Note: This story has been updated to include the latest forecast information.
With temperatures in the 50s Sunday and total snowfall of less than three inches during the winter of 2022-2023 so far, anyone feeling skeptical about a Monday night weather forecast that includes a chance of frozen precipitation could easily be forgiven.
Potentially hazardous winter weather, however, is exactly what meteorologists are calling for across the Lehigh Valley and elsewhere.
The National Weather Service has issued a winter weather advisory for Northampton County from 5 p.m. Monday until 10 a.m. Tuesday for mixed precipitation including snow and freezing rain. The advisory also includes Carbon County in the Poconos and Warren County in New Jersey. A separate advisory for Lehigh, Upper Bucks and Somerset (N.J.) counties is in effect from 5 p.m. Monday until 5 a.m. Tuesday.
According to accompanying statements issued with the advisories, total snow accumulations in Northampton County could be in the 3 to 6 inch range while accumulations in Lehigh County will be in the 2 to 4 inch range, with snowfall rates in excess of “one inch per hour at times” possible Monday night. Further north, in Monroe County, a winter storm warning is in effect for up to 8 inches of snow.
In the Lehigh Valley freezing rain that results in a light glaze on roadways, sidewalks and other surfaces could result in slippery travel conditions, especially during the Monday evening and Tuesday morning commutes, the NWS said. Rain or sleet could also mix in at times.
According to the NWS’s latest forecast for Allentown, Monday night’s low will be 31 degrees, or just below the freezing mark.

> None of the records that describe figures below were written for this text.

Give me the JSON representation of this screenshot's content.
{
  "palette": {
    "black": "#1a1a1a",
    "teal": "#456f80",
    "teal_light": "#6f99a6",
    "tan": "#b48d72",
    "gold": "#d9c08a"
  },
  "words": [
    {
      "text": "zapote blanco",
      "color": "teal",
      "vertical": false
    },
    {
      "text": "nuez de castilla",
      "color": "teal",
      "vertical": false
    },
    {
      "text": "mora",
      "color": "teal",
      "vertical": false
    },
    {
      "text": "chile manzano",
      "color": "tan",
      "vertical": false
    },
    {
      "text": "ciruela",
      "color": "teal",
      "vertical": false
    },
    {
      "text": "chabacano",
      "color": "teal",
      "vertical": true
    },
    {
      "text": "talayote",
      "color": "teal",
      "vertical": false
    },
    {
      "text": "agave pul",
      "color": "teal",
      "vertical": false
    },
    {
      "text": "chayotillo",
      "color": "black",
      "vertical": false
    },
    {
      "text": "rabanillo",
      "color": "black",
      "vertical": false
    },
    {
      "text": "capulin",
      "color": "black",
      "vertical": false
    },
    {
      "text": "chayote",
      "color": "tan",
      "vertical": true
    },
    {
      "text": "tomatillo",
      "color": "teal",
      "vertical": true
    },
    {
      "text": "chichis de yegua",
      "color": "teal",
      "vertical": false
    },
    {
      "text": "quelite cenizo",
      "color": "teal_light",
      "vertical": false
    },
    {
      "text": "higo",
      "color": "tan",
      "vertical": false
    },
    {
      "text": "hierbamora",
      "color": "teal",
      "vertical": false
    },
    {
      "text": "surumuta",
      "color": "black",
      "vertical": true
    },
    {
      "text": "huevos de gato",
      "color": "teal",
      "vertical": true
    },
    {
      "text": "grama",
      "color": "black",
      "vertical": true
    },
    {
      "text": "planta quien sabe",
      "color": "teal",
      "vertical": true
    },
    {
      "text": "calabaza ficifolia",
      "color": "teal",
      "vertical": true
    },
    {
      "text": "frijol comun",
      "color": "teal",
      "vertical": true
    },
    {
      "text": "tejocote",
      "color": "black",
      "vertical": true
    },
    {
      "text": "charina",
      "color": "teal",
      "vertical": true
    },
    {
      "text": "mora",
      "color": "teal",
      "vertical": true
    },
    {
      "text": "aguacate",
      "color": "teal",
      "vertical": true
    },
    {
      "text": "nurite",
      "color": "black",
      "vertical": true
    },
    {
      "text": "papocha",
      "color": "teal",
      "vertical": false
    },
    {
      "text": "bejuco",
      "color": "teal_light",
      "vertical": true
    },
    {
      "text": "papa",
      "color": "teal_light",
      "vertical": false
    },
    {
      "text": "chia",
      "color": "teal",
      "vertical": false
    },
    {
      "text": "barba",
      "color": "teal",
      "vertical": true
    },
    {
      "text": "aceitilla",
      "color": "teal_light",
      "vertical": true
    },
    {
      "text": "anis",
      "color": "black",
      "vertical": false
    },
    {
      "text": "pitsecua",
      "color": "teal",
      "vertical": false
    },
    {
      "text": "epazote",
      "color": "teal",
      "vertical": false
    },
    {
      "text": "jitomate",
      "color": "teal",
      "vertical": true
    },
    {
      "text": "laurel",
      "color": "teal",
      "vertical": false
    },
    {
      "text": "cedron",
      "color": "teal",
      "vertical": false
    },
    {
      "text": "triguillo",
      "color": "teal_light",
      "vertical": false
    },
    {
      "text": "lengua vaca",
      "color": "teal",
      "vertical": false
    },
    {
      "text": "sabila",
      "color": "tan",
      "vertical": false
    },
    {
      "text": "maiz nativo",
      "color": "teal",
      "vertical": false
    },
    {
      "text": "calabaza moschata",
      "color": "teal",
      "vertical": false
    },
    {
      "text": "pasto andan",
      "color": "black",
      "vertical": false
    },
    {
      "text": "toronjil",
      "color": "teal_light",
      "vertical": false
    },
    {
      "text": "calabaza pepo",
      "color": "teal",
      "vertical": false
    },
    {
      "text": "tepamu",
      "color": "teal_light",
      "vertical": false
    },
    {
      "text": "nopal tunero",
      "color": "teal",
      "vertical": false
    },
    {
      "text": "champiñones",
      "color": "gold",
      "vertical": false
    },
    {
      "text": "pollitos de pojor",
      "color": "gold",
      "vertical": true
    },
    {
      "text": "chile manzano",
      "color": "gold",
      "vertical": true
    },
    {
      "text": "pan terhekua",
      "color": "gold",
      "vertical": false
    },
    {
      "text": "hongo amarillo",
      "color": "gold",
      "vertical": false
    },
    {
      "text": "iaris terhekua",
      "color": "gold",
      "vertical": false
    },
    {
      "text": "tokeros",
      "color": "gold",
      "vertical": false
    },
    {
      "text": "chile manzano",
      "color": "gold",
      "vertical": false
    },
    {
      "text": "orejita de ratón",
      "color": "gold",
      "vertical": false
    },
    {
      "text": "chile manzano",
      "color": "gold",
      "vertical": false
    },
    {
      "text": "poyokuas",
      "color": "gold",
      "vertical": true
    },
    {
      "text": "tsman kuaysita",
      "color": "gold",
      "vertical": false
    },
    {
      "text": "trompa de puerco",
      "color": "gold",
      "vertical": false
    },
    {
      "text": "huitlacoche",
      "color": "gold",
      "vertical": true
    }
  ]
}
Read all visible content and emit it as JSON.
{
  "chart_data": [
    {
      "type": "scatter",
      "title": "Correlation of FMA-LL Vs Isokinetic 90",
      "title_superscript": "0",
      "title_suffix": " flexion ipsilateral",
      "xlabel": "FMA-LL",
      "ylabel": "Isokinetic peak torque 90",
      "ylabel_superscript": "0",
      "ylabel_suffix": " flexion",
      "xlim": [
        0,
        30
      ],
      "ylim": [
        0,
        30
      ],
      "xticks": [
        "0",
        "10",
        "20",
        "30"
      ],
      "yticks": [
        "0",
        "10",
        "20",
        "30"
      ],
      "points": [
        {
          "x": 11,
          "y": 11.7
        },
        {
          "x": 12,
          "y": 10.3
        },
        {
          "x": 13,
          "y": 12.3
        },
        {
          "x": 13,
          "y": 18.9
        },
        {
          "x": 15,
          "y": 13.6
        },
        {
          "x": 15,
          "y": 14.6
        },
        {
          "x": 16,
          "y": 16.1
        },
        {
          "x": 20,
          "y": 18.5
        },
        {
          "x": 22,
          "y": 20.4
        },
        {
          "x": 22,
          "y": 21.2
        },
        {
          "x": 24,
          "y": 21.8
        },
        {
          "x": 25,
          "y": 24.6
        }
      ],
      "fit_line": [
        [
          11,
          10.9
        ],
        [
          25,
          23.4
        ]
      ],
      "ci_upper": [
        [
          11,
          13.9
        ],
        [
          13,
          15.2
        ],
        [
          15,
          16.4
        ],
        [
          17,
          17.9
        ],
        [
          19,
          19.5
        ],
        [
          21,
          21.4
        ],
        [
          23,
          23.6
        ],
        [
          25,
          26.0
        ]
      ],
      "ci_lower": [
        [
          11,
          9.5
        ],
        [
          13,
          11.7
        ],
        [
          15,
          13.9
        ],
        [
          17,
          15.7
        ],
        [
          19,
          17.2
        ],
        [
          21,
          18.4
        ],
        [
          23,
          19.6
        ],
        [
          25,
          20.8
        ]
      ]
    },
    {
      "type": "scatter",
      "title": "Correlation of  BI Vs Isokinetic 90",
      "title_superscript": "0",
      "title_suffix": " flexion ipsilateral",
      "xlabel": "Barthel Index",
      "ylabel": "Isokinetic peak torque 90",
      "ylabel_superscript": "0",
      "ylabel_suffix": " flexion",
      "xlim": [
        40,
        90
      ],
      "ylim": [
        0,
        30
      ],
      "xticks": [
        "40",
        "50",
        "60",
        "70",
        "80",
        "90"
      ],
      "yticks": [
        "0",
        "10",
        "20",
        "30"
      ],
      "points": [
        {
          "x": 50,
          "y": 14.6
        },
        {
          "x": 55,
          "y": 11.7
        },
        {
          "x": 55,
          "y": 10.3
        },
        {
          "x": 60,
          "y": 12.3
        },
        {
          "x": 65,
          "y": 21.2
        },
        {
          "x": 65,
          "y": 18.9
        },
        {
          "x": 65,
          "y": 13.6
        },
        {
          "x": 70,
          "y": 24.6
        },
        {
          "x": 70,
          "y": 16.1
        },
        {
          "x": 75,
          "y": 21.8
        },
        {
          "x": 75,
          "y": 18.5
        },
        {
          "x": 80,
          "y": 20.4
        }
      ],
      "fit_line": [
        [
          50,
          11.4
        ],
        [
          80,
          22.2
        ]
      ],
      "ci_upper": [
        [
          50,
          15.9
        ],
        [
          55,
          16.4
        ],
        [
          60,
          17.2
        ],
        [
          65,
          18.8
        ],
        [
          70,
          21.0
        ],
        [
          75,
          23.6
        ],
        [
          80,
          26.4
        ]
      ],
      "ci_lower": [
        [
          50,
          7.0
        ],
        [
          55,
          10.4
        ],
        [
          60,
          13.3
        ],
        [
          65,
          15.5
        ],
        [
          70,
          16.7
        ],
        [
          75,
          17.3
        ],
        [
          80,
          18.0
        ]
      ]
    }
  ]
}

Tuesday’s high temperature will be in the low 40s and highs on Wednesday and Thursday will return to the 50s, forecasters say, so any snow that does accumulate is likely to disappear rather quickly.
The winter of 2022-2023 has not only been one of the least snowy, but also one of the mildest on record at Allentown, with temperatures averaging nearly nine degrees above normal in January.
With a brief but severe cold snap early in the month, February has been a bit cooler, but the average temperature to date is still nearly five degrees above the historic average.
Whether March brings a return to colder, snowier conditions more typical of winter in eastern Pennsylvania remains to be seen, but with time running out on the seasonal calendar, if there is more winter weather in store for the region it will likely be fleeting in nature.